Their political opponents, Jehovah's Witnesses, the handicapped, homosexuals, Slavs, and Roma and Sinti were also murdered on a large scale. Nevertheless, the murder of the European Jews takes a special place. Numerically speaking, they were the largest group of victims. Moreover, the Nazis set out to exterminate the entire Jewish people. The only other group they intended to wipe out as a whole were the Roma and Sinti, although the Nazis were slightly less fanatical in their persecution.
They murdered The Roma and Sinti call this massacre porajmos , 'the devouring'. The main perpetrators of the Holocaust were the Nazis who planned and carried out the mass murder. Still, they could never have done this without the support and help of millions of Germans and others. Virtually all government agencies were complicit to some extent. There was little protest from the population, although it should be noted that the Third Reich was a dictatorship without free speech.

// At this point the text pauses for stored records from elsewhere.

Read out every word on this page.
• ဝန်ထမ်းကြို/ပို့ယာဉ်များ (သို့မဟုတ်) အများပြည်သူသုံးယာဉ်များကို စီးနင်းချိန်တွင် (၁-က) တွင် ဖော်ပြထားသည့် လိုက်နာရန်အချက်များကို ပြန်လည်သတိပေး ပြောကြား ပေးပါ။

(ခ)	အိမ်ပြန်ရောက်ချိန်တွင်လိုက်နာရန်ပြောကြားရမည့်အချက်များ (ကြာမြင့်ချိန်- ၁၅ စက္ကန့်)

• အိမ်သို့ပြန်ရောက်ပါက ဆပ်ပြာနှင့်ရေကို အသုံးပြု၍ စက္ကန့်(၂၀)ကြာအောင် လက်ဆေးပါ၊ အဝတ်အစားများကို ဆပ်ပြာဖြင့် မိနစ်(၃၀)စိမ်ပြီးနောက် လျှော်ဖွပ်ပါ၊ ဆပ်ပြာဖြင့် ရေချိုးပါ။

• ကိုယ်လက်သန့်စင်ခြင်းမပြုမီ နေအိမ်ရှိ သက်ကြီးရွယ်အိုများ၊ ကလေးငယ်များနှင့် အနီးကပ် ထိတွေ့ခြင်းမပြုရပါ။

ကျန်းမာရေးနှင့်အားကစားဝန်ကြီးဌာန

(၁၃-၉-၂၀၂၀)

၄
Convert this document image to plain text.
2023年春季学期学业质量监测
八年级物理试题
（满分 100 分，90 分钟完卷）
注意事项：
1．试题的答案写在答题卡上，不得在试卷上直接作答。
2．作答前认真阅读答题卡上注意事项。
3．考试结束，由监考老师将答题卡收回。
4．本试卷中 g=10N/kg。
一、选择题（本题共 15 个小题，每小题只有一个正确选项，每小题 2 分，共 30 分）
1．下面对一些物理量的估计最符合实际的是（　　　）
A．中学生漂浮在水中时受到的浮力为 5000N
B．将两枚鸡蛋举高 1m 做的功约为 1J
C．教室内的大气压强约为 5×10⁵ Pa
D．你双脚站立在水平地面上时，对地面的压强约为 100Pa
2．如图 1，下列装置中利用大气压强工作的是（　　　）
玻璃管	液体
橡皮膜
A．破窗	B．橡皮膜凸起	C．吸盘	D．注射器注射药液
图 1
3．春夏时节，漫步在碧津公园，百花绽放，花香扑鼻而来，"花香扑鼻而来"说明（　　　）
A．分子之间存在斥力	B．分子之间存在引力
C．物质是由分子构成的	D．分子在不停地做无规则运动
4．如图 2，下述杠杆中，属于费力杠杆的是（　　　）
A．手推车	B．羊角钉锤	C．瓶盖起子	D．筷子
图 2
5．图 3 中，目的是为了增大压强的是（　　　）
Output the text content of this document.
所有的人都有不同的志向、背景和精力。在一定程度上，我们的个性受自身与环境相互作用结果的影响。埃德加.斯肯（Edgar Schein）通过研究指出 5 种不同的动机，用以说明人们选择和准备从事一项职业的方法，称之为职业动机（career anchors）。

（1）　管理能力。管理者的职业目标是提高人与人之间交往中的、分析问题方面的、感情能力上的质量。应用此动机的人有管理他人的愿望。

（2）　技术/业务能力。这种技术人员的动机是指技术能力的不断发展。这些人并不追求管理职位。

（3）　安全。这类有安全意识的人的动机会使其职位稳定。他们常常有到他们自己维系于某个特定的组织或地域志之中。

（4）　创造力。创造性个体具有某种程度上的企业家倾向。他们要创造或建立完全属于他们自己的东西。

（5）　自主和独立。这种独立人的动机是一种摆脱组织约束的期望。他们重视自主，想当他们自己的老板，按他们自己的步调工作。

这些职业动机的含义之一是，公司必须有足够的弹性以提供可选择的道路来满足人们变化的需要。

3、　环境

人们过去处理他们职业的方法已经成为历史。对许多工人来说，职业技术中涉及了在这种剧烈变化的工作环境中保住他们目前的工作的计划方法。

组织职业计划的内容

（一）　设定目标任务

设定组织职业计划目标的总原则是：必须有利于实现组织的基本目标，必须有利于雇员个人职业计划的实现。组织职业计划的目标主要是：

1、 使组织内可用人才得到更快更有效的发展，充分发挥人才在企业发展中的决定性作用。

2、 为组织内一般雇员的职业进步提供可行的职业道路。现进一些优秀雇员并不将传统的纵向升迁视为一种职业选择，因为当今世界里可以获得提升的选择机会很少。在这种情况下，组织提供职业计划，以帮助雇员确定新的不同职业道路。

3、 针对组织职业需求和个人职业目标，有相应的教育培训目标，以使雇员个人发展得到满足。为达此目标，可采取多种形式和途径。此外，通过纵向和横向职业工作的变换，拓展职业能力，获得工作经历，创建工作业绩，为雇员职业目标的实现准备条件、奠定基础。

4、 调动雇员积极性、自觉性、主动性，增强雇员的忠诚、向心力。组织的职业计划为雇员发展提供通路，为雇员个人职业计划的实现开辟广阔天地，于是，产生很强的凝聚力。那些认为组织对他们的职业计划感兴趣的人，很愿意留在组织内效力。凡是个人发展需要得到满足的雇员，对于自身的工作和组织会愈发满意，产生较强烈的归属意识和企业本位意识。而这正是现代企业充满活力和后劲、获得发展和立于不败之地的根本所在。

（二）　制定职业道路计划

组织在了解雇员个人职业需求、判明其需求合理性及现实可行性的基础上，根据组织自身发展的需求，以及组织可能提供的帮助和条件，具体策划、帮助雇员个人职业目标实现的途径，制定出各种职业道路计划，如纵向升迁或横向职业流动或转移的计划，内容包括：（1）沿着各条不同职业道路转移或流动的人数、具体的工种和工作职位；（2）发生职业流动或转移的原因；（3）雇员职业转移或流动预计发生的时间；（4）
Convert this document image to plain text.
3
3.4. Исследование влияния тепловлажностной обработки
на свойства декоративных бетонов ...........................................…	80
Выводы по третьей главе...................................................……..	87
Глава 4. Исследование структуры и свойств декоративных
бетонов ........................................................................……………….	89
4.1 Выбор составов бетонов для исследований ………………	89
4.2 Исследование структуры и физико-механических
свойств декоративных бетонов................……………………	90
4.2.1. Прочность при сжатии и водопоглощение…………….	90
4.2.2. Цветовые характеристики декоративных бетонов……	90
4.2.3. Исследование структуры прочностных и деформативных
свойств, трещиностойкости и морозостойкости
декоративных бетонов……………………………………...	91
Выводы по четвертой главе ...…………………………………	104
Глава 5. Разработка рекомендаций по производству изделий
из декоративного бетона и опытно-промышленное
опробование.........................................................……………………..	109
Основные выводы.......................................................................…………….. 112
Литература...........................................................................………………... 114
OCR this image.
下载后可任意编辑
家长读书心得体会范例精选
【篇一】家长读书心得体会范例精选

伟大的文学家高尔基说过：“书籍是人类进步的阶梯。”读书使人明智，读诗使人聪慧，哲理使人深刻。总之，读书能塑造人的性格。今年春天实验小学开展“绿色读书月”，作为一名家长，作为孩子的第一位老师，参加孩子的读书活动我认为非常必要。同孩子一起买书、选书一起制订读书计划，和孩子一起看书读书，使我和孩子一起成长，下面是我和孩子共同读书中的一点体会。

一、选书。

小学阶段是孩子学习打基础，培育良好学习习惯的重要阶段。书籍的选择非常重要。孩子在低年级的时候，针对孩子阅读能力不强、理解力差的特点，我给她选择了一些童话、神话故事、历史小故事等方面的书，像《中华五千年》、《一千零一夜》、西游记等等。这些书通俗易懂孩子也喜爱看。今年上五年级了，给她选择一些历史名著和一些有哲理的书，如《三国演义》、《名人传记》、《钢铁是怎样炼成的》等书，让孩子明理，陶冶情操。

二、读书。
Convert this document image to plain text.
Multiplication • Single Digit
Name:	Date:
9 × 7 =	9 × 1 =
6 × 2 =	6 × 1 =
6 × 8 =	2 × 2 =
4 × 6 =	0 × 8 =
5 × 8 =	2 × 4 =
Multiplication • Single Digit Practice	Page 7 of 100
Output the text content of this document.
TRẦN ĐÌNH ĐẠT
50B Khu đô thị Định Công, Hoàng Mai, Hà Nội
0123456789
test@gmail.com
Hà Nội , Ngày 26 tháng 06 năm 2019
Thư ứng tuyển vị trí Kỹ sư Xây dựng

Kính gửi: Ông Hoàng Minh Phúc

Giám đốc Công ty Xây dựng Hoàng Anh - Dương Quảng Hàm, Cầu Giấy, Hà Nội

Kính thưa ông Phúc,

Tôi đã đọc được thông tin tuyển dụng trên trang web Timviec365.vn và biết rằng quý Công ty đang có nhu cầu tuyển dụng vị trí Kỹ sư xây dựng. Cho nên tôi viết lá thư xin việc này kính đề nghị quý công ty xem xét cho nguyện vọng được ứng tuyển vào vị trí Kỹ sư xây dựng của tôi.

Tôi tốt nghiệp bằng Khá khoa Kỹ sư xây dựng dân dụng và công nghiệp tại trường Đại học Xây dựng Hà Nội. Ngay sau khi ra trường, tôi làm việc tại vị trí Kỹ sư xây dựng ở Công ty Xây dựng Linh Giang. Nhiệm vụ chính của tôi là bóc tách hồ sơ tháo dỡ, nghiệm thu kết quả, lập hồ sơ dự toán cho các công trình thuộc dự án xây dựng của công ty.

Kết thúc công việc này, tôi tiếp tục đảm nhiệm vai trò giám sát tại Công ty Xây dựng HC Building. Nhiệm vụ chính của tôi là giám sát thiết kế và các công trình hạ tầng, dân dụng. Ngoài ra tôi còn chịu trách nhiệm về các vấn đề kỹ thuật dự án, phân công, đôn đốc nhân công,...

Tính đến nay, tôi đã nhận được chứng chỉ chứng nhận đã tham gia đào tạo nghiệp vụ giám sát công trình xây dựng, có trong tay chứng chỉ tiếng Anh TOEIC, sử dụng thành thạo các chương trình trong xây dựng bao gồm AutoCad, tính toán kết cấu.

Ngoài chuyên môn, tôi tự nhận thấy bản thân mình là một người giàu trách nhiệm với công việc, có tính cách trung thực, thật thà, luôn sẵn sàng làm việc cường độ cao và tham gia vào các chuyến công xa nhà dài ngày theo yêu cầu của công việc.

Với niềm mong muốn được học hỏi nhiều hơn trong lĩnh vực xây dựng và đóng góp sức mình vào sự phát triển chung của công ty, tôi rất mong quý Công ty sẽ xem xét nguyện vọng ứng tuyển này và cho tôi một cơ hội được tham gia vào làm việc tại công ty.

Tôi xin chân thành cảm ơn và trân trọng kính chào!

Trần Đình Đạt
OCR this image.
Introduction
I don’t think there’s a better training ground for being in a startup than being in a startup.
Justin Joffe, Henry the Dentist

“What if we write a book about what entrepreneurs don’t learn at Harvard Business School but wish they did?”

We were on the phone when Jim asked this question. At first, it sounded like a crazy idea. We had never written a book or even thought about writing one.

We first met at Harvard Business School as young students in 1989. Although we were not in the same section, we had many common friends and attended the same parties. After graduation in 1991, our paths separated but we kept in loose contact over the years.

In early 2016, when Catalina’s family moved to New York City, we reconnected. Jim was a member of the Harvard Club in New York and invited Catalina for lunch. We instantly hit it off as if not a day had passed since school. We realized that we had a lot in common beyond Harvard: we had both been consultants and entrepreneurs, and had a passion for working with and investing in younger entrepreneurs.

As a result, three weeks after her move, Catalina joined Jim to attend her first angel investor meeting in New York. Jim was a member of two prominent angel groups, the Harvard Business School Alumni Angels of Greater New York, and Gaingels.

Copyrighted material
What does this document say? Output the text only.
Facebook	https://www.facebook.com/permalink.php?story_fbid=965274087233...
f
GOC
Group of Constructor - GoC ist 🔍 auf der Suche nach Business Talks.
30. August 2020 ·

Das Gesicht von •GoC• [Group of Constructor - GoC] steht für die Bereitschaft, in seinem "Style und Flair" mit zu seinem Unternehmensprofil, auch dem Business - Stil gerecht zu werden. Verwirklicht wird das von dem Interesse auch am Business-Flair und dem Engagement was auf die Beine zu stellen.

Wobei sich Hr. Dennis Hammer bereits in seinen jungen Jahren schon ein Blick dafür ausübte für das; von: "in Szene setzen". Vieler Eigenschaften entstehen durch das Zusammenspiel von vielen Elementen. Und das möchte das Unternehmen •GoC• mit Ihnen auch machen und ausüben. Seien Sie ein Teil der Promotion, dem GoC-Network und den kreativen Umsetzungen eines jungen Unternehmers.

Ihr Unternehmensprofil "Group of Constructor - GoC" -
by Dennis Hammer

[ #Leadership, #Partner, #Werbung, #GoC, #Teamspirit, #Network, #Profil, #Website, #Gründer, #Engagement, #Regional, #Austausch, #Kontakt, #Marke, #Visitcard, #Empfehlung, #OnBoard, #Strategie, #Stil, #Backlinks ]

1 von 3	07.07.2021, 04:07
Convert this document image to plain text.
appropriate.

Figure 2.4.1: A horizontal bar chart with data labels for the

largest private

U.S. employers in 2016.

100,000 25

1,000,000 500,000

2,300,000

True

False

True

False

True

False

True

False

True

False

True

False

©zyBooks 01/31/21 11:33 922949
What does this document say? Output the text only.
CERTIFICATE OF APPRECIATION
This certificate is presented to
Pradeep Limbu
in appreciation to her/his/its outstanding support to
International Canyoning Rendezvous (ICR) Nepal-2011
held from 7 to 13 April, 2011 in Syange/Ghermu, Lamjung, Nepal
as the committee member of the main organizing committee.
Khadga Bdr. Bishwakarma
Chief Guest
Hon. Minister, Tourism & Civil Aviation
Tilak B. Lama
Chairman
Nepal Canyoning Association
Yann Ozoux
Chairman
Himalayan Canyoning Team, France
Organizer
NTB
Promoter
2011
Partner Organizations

The allies of Nazi Germany were often guilty of killing Jews themselves or of deporting them to Germany. In some cases, they succumbed to German pressure, in others, they did not deport their own citizens, but only Jews with foreign passports.
Throughout the occupied territories, there were numerous collaborators, who reported Jews to the Germans or helped the Germans to find Jews in hiding. Government agencies often followed the orders of the Germans and cooperated in the arrest and deportation of Jews. Sometimes they did so in order to prevent worse from happening, but their actions often had fatal consequences for the Jews.
In Eastern Europe, some people sided with the Germans to join them in the fight against the hated Soviet regime. The Germans sometimes recruited personnel for the extermination camps among Soviet prisoners of war, for whom this was their only chance to escape death. People collaborated with the Germans for a variety of reasons.
Antisemitic ideas often played a role, but not always. Some people had personal scores to settle. Others reported Jews out of greed, hoping that they would be able to seize their possessions. Fear of the Germans sometimes kept people from helping the Jews. It is difficult to determine how many people knew that the Jews were being murdered during the war.
Few will have realised the full extent of the Nazi crimes. Yet in many cases, the population was aware of what was going on, at least to some extent.